Everything I see is white. The air seems made of snow, an unending assault of flakes that are born and then die on the windshield. The landscape in front of us is vast in the way only snow makes things vast: beautiful, uniform, terrifying. My mother and I are driving along a tiny, twisting highway, squinting as we try to keep hold of the road with our eyes. To my left, an occasional shrub or branch pokes through the snowy covering that blankets the hillside; a white sheet of land that extends into the sky. To my right, there is nothing. The mountainside drops away and I see nothing but an immense emptiness. There is no guard rail or barricade between us and that deep, wide space. I try not to look. The cold air sneaks into the car and I shiver, my hands grabbing whatever I can that feels hard and secure and unmovable. We inch our way along, around sharp turns and unexpected bends, and hope we will not swerve off over the edge. I try not to look at her face and instead stare ahead into the blowing snow, the snow that makes everything the same; makes the ground indistinguishable from the sky, swallowing every rock and tree and bit of road it crosses.
She said she needed to get away. She stuffed the trunk with blow-up mattresses and pots and pans and a two-man tent (or “two-woman”, as she called it, giggling). She took cassette tapes and sunglasses and bought me a new bathing suit, though the one I had was perfectly fine. She wore a big straw sun hat and the nail beds of her long, slim fingers went pink where she gripped the wheel. My mother didn’t drive much except to work and back. I was eight and had never been camping alone with her. My grandparents offered to come with us but she refused, saying it was “just for us girls.” We stopped at the store and bought penny candy and while she drove she smoked cigarettes, and when she lit one up the smell was like the smell of her hands. She put on music and sang and though I felt queasy from the sugar and the winding roads, I sang too.
She had a map, and she had been there several times as a child, so it wasn’t that she didn’t know the way. But the weather on the pass was unpredictable, the tires on the car nearly bald. Looking back I can’t believe my grandfather would have let her drive that highway, so perhaps she lied about where we were going.

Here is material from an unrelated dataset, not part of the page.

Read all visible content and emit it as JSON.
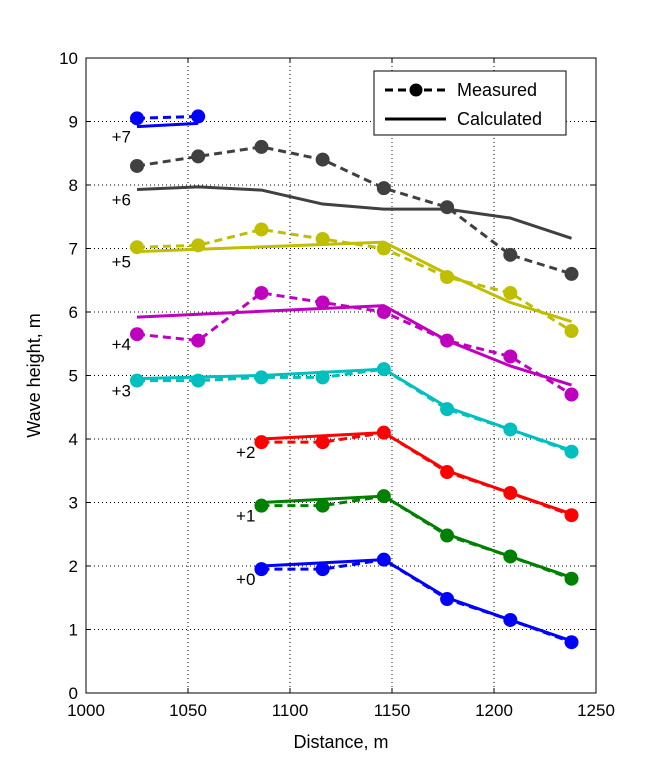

She must have been determined, because when we hit snow and the car started to slip around the turns, she kept going. When I said I was scared she didn’t reply but turned off the music and smoked one cigarette after the other, keeping her left hand on the wheel, and she didn’t slow down until the snow came in so heavy it was almost impossible to see. Even when we crept along so that it was like we were walking the car still fishtailed on the road and I prayed no one would come the other way. I am not sure what she thought she was doing. We were high up in the mountains and the only way we could be certain of getting down safely was to turn back. When a large truck came careening towards us, she didn’t realize she was in the middle of the road and when she pulled sharply to the right I was certain we were going to go over the edge and I closed my eyes and screamed. I pleaded with her to stop and she gave me a strange look and turned the music back on as loud as it would go. Only when the wheels and then the entire car began to slide as we fought to get up the next steep bit, only when we could not go any further and the tires refused to pull themselves along the asphalt, only then did she sigh and make a five-point turn, pointing us back down the hill. I was crying and she laughed and said, “Wasn’t that fun?”
For a brief moment the morning light comes in, retreating just as quickly as the door closes and returns the room to its orange motel glow. The outline of her moving, brush of shoes against carpet, how she pauses for a moment while I wonder what her face looks like today. When she gets into bed and pulls me close to her it doesn’t seem to matter that she’s been gone, or that she frightened me, or that she smells like alcohol and cigarettes and something else. I close my eyes and slide my hand under the pillow, feel for the bathing suit. If you press your finger against the shiny fabric just so, the grain feels like a million slivers, readying themselves for your skin.